IF 3.5 Q1 PUBLIC, ENVIRONMENTAL & OCCUPATIONAL HEALTH Pub Date : 2024-06-21 eCollection Date: 2024-01-01 DOI: 10.3389/phrs.2024.1606654
Vivian Hui, Bohan Zhang, Bomin Jeon, Kwan Ching Arkers Wong, Mary Lou Klem, Young Ji Lee

Objectives: The following scoping review aims to identify and map the existing evidence for HIT interventions among women with DV experiences in the United States. And provide guidance for future research, and facilitate clinical and technical applications for healthcare professionals.

Methods: Five databases, PubMed, EBSCOhost CINAHL, Ovid APA PsycINFO, Scopus and Google Scholar, were searched from date of inception to May 2023. Reviewers extracted classification of the intervention, descriptive details, and intervention outcomes, including physical safety, psychological, and technical outcomes, based on representations in the included studies.

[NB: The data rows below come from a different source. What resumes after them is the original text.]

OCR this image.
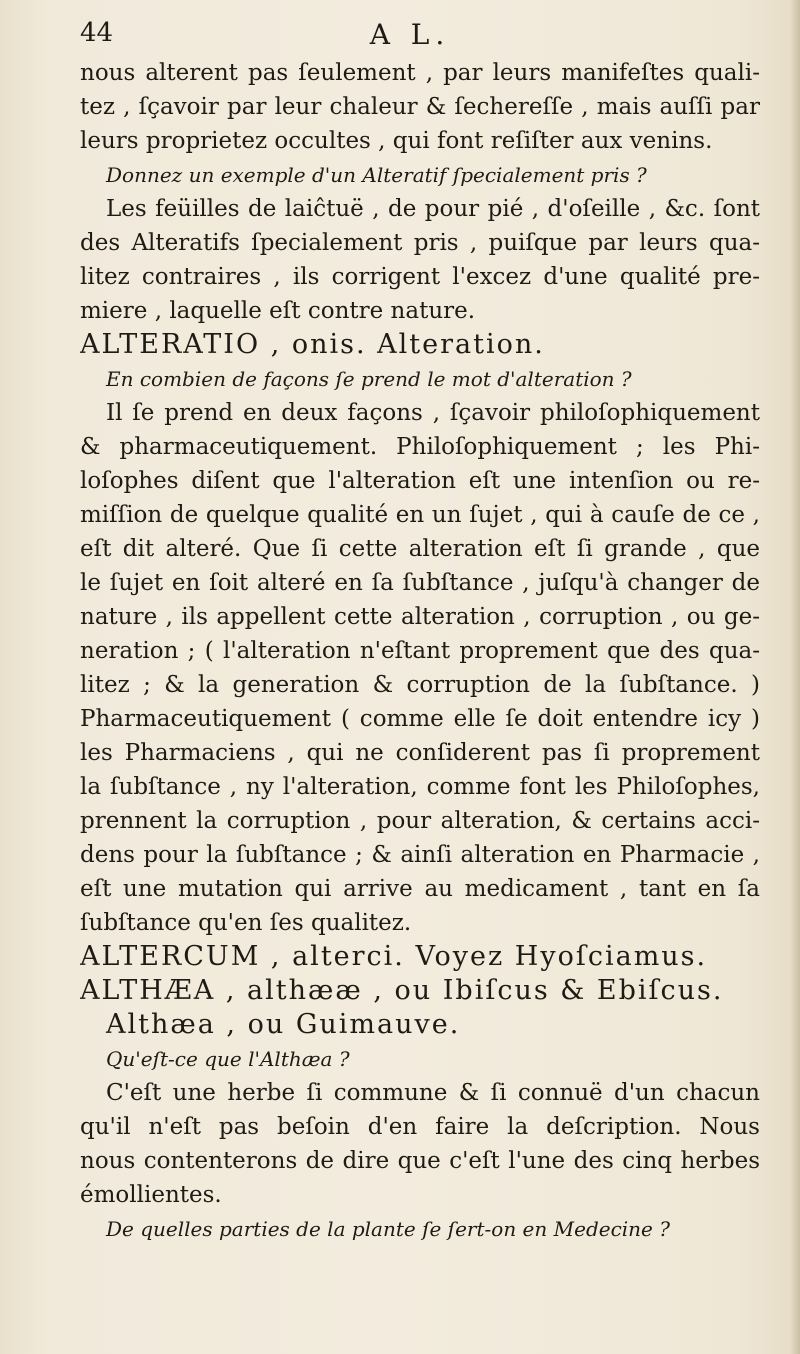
44	A L.
nous alterent pas ſeulement , par leurs manifeſtes quali-
tez , ſçavoir par leur chaleur & ſechereſſe , mais auſſi par
leurs proprietez occultes , qui font reſiſter aux venins.
Donnez un exemple d'un Alteratif ſpecialement pris ?
Les feüilles de laiĉtuë , de pour pié , d'oſeille , &c. ſont
des Alteratifs ſpecialement pris , puiſque par leurs qua-
litez contraires , ils corrigent l'excez d'une qualité pre-
miere , laquelle eſt contre nature.
ALTERATIO , onis. Alteration.
En combien de façons ſe prend le mot d'alteration ?
Il ſe prend en deux façons , ſçavoir philoſophiquement
& pharmaceutiquement. Philoſophiquement ; les Phi-
loſophes diſent que l'alteration eſt une intenſion ou re-
miſſion de quelque qualité en un ſujet , qui à cauſe de ce ,
eſt dit alteré. Que ſi cette alteration eſt ſi grande , que
le ſujet en ſoit alteré en ſa ſubſtance , juſqu'à changer de
nature , ils appellent cette alteration , corruption , ou ge-
neration ; ( l'alteration n'eſtant proprement que des qua-
litez ; & la generation & corruption de la ſubſtance. )
Pharmaceutiquement ( comme elle ſe doit entendre icy )
les Pharmaciens , qui ne conſiderent pas ſi proprement
la ſubſtance , ny l'alteration, comme font les Philoſophes,
prennent la corruption , pour alteration, & certains acci-
dens pour la ſubſtance ; & ainſi alteration en Pharmacie ,
eſt une mutation qui arrive au medicament , tant en ſa
ſubſtance qu'en ſes qualitez.
ALTERCUM , alterci. Voyez Hyoſciamus.
ALTHÆA , althææ , ou Ibiſcus & Ebiſcus.
Althæa , ou Guimauve.
Qu'eſt-ce que l'Althæa ?
C'eſt une herbe ſi commune & ſi connuë d'un chacun
qu'il n'eſt pas beſoin d'en faire la deſcription. Nous
nous contenterons de dire que c'eſt l'une des cinq herbes
émollientes.
De quelles parties de la plante ſe ſert-on en Medecine ?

Results: A total of 24 studies were included, identifying seven web-based interventions and four types of abuse. A total of five studies reported safety outcomes related to physical health. Three studies reported depression, anxiety, and post-traumatic stress disorder as psychological health outcomes. The effectiveness of technology interventions was assessed in eight studies.

Conclusion: Domestic violence is a major public health issue, and research has demonstrated the tremendous potential of health information technology, the use of which can support individuals, families, and communities of domestic violence survivors.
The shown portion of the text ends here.